Quod est veritas?
What is truth?
Pontius Pilate asked Jesus this question in John's Gospel.
Since the publication of that particular book in the first century A.D., the question has resonated. Everywhere we turn we hear about professors, authors, journalists, doctors, priests, ministers, and mentalists asking the question and providing answers. Few of these answers satisfy.
The search for truth is a perennial one for humanity. But what does truth mean for the historian?
I ask that question because historian is my profession. What is truth for me? And what role does it play in my work?
First, I think it is important to say that most modern historians do not seek truth. Our sources, the documents and objects that we study, do not permit us to say that something is certainly, or absolutely true.
We acknowledge that truth is often subjective. This is not to say that we cannot make an argument, or that we cannot answer a question with any accuracy. We can. Historians work by amassing information, analyzing that information, sometimes synthesizing that information, and then providing conclusions based on reasonable and defensible theoretical principles. We are often proven wrong. Inevitably someone arises with a better theory, or a more organized method of research, or, very luckily (in ancient history) has found a new source that previous scholars did not have the benefit to use.
Students in history courses are often appalled at the lack of knowledge that we have. They do not always see that the mass of knowledge that we have is the more shocking feature. Not knowing something is the default.

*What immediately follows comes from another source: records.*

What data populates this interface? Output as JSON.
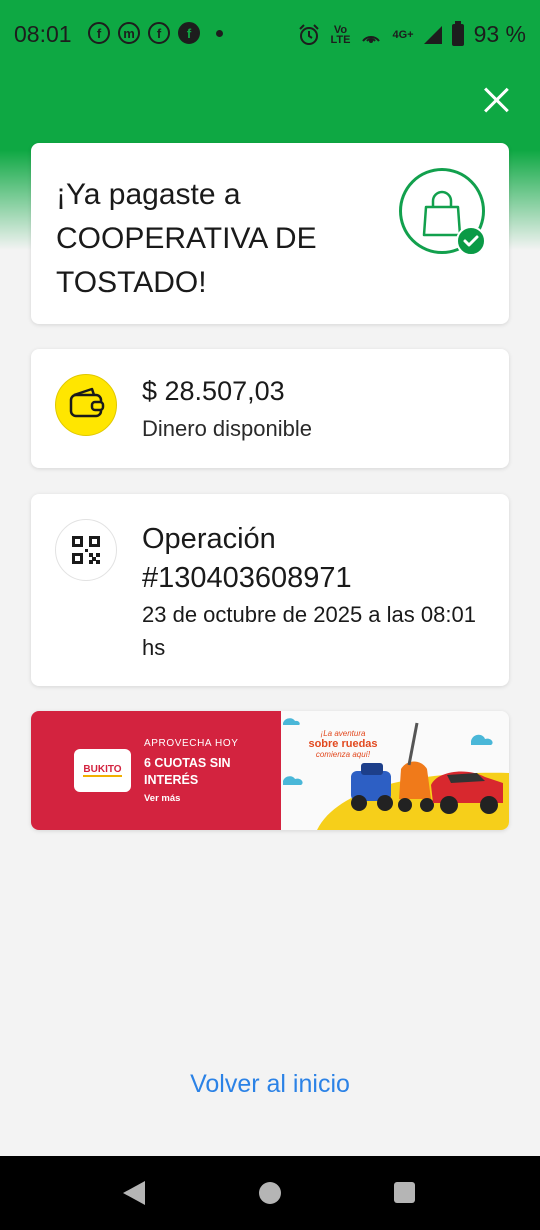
{
  "status_bar": {
    "time": "08:01",
    "icons": [
      "facebook-outline-icon",
      "messenger-icon",
      "facebook-outline-icon",
      "facebook-filled-icon",
      "notification-dot-icon"
    ],
    "alarm_icon": "alarm-icon",
    "volte_label_top": "Vo",
    "volte_label_bottom": "LTE",
    "network_label": "4G+",
    "battery_percent": "93 %"
  },
  "success": {
    "title": "¡Ya pagaste a COOPERATIVA DE TOSTADO!",
    "icon": "shopping-bag-check-icon"
  },
  "balance": {
    "amount": "$ 28.507,03",
    "label": "Dinero disponible",
    "icon": "wallet-icon"
  },
  "operation": {
    "title": "Operación #130403608971",
    "date": "23 de octubre de 2025 a las 08:01 hs",
    "icon": "qr-code-icon"
  },
  "banner": {
    "brand": "BUKITO",
    "line1": "APROVECHA HOY",
    "line2": "6 CUOTAS SIN INTERÉS",
    "line3": "Ver más",
    "promo_small_1": "¡La aventura",
    "promo_big": "sobre ruedas",
    "promo_small_2": "comienza aquí!"
  },
  "actions": {
    "home_link": "Volver al inicio"
  },
  "colors": {
    "brand_green": "#0ea843",
    "link_blue": "#2b82e6",
    "banner_red": "#d3233f",
    "wallet_yellow": "#ffe600"
  }
}
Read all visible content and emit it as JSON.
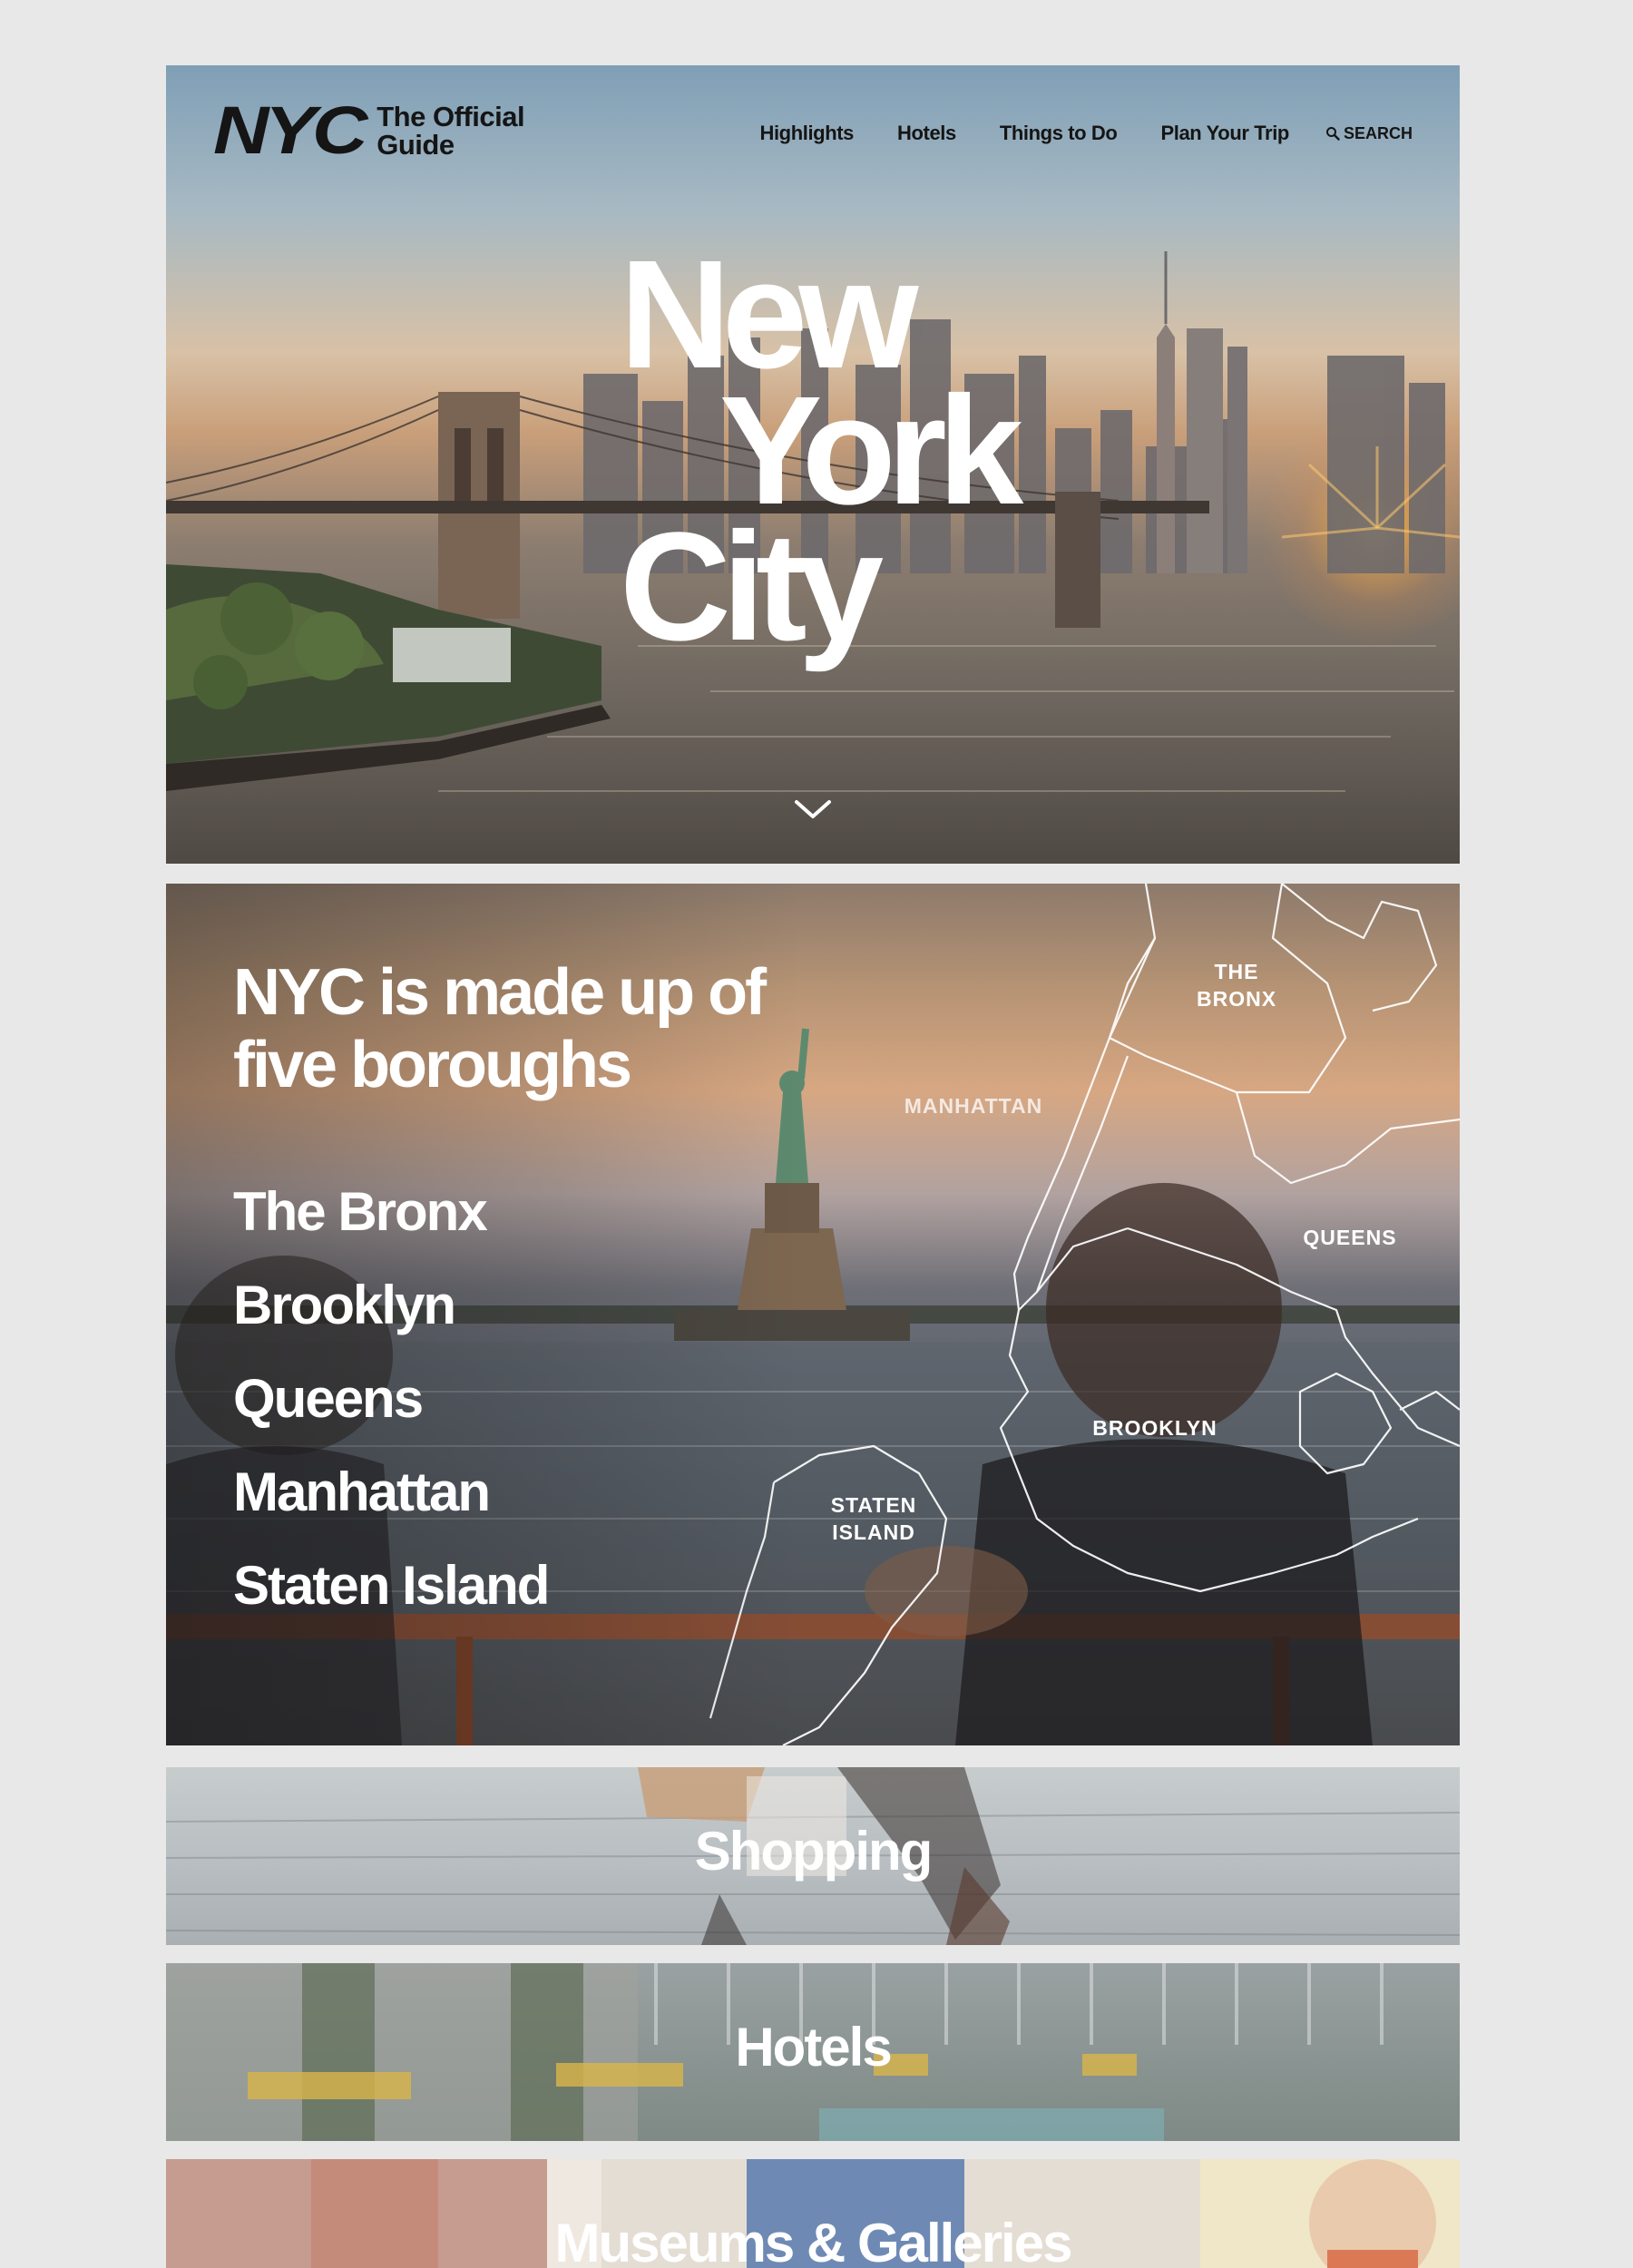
{
  "header": {
    "logo_mark": "NYC",
    "logo_line1": "The Official",
    "logo_line2": "Guide",
    "nav": [
      "Highlights",
      "Hotels",
      "Things to Do",
      "Plan Your Trip"
    ],
    "search_label": "SEARCH"
  },
  "hero": {
    "title_line1": "New",
    "title_line2": "York",
    "title_line3": "City"
  },
  "boroughs": {
    "title_line1": "NYC is made up of",
    "title_line2": "five boroughs",
    "items": [
      "The Bronx",
      "Brooklyn",
      "Queens",
      "Manhattan",
      "Staten Island"
    ],
    "map_labels": {
      "bronx_1": "THE",
      "bronx_2": "BRONX",
      "manhattan": "MANHATTAN",
      "queens": "QUEENS",
      "brooklyn": "BROOKLYN",
      "staten_1": "STATEN",
      "staten_2": "ISLAND"
    }
  },
  "tiles": {
    "shopping": "Shopping",
    "hotels": "Hotels",
    "museums": "Museums & Galleries"
  },
  "colors": {
    "background": "#e8e8e8",
    "text_dark": "#151515",
    "text_light": "#ffffff"
  },
  "icons": {
    "search": "search-icon",
    "chevron": "chevron-down-icon"
  }
}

It is what we know that makes our profession possible. But it is not a search for truth. Not the abstract ideal anyway. We search instead for a measure of accuracy. All of our information is weighed upon the scale of accuracy. Do we judge it to be more or less believable? All historians should be skeptics. Like the magicians who debunk the psychics and the mentalists, historians must wade through lies, deceptions, and faulty minds.
I often conduct an exercise with my students. I take a fragment of a document. I put it on the screen in a PowerPoint presentation. We read it together. Then, when they have internalized it a bit, I ask them a series of questions: If this document were the only one of its kinds, the only source we had from a particular point in antiquity, what could we tell from it? How much can we trust it?
It isn't always a fruitful exercise. Some students are more imaginative than others. It is, however, always an interesting procedure. For only in that exercise can the non-historian begin to imagine what the historian is up against. Fragments are our life's work sometimes. History, as a process, has not been kind to documentation. We have so little to work with sometimes that we are left with only our speculations. We must be good guessers sometimes, and my students always laugh when I tell them that, but it is true. We guess. A lot. We have to. We simply lack the data to do more. But, that doesn't mean that our guesses are inaccurate, because we always base them on the information we have.
History is a wonderful mystery. I know that sounds a bit trite, but I believe it captures the essence of our work. We are all hierophants, those of us who deal in the past, doing what we can to reveal the important things, the sacred and secret things that time has hidden from us.
I suppose, in the end, it is a kind of truth-seeking. While we know we will never find the truth, as such, we believe, and we work, to reveal as close a semblance to it as we can.